As expected, the file contains the header and only the first two user records.

name,status
Alice,active
Bob,active

Verifying Exported Files

In this final step, you will practice using common Linux command-line tools to inspect and verify the files you have created. This is a crucial skill for confirming the integrity of your data exports.

First, list all the files in your project directory to see everything you have created. The -lh flags will show details in a human-readable format.

ls -lh ~/project/

You should see all the .json and .csv files from the previous steps.

total 20K
-rw-rw-r-- 1 labex labex 224 Aug 27 15:48  active_users.json
-rw-rw-r-- 1 labex labex  96 Aug 27 15:48  users.csv
-rw-rw-r-- 1 labex labex 344 Aug 27 15:36  users.json
-rw-rw-r-- 1 labex labex  36 Aug 27 15:48  users_limited.csv
-rw-rw-r-- 1 labex labex 410 Aug 27 15:48  users_pretty.json

Next, use the wc -l command to count the number of lines in your files. This is a quick way to check the number of exported documents.

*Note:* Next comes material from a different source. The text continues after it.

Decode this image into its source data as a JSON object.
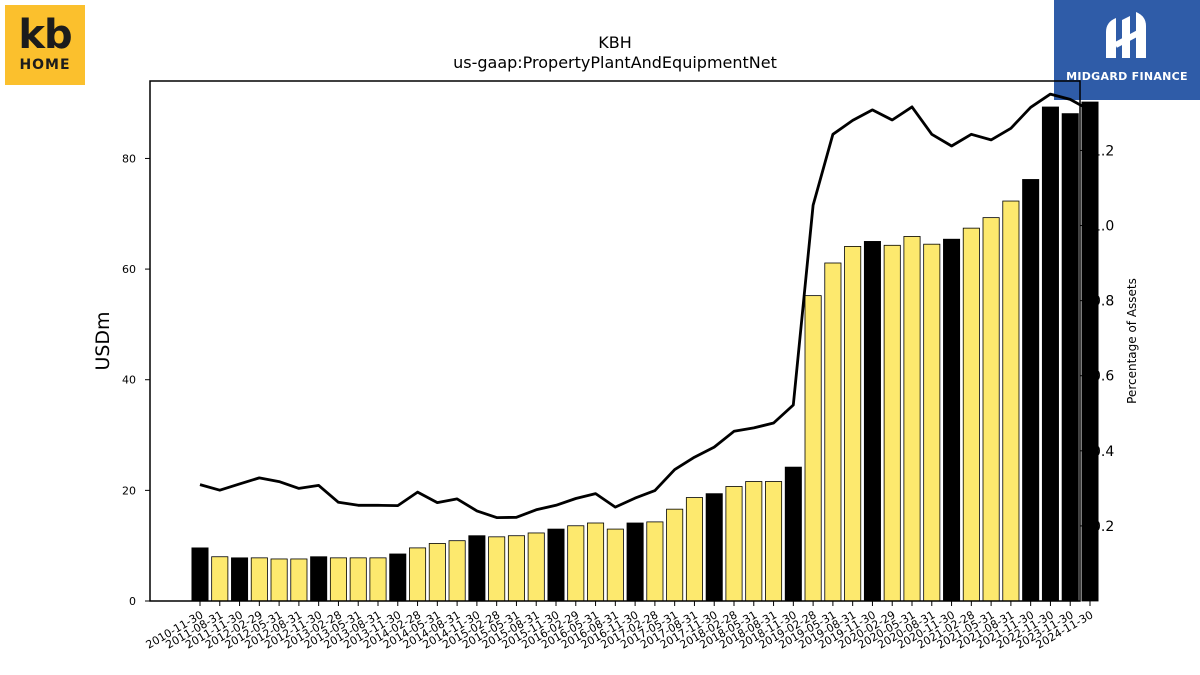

wc -l ~/project/*.json ~/project/*.csv

For JSON files where each document is on one line, the line count equals the document count. For CSV files, the line count is the number of data rows plus one for the header.

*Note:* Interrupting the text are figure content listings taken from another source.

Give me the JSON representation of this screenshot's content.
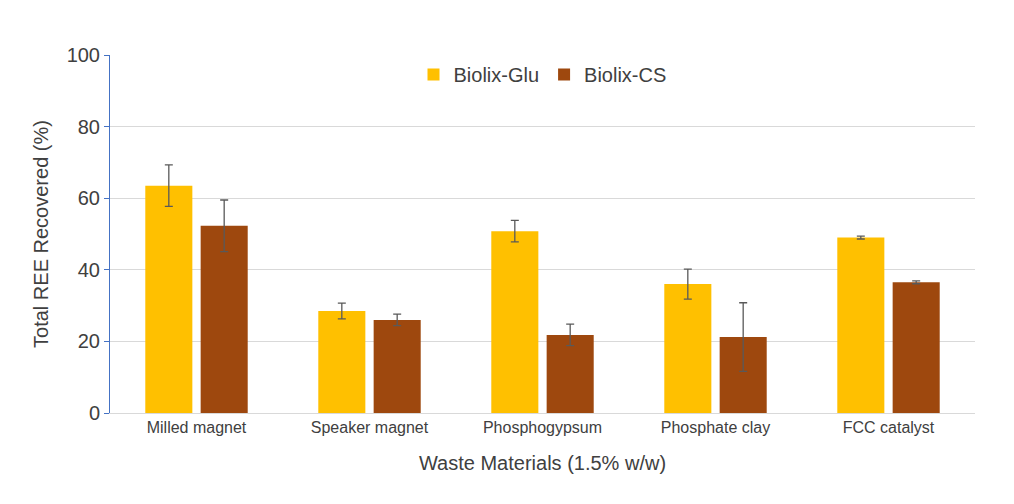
{
  "chart_data": {
    "type": "bar",
    "x_label": "Waste Materials (1.5% w/w)",
    "y_label": "Total REE Recovered (%)",
    "categories": [
      "Milled magnet",
      "Speaker magnet",
      "Phosphogypsum",
      "Phosphate clay",
      "FCC catalyst"
    ],
    "series": [
      {
        "name": "Biolix-Glu",
        "color": "#FFC000",
        "values": [
          63.5,
          28.5,
          50.8,
          36.0,
          49.0
        ],
        "errors": [
          5.8,
          2.2,
          3.0,
          4.2,
          0.4
        ]
      },
      {
        "name": "Biolix-CS",
        "color": "#9E480E",
        "values": [
          52.3,
          26.0,
          21.8,
          21.2,
          36.5
        ],
        "errors": [
          7.2,
          1.6,
          3.0,
          9.6,
          0.4
        ]
      }
    ],
    "ylim": [
      0,
      100
    ],
    "yticks": [
      0,
      20,
      40,
      60,
      80,
      100
    ],
    "grid": true,
    "legend": "top"
  }
}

  2 /home/labex/project/active_users.json
  3 /home/labex/project/users.json
27 /home/labex/project/users_pretty.json
  4 /home/labex/project/users.csv
  3 /home/labex/project/users_limited.csv
39 total

Finally, you can validate the syntax of JSON files. Note that mongoexport creates JSONL (JSON Lines) format by default, where each document is a separate JSON object on its own line. To validate this format, you can check each line individually:

while IFS= read -r line; do
  echo "$line" | python3 -m json.tool > /dev/null
done < ~/project/users.json && echo "All JSON lines are valid"

If the commands run without errors, your JSON files are valid. These verification techniques help ensure your data exports are complete and correct.

Summary

In this lab, you have learned the essential functions of the mongoexport utility. You started by creating a sample dataset and performing a basic export to a JSON file. You then exported the same data to a CSV file, learning how to specify fields for a tabular format with --fields. You also practiced using the --query option to filter data and export only a specific subset of documents. Finally, you explored formatting options like --pretty for human-readable JSON and --limit to control the number of exported records. Through these exercises, you have gained practical skills for extracting data from MongoDB for various purposes.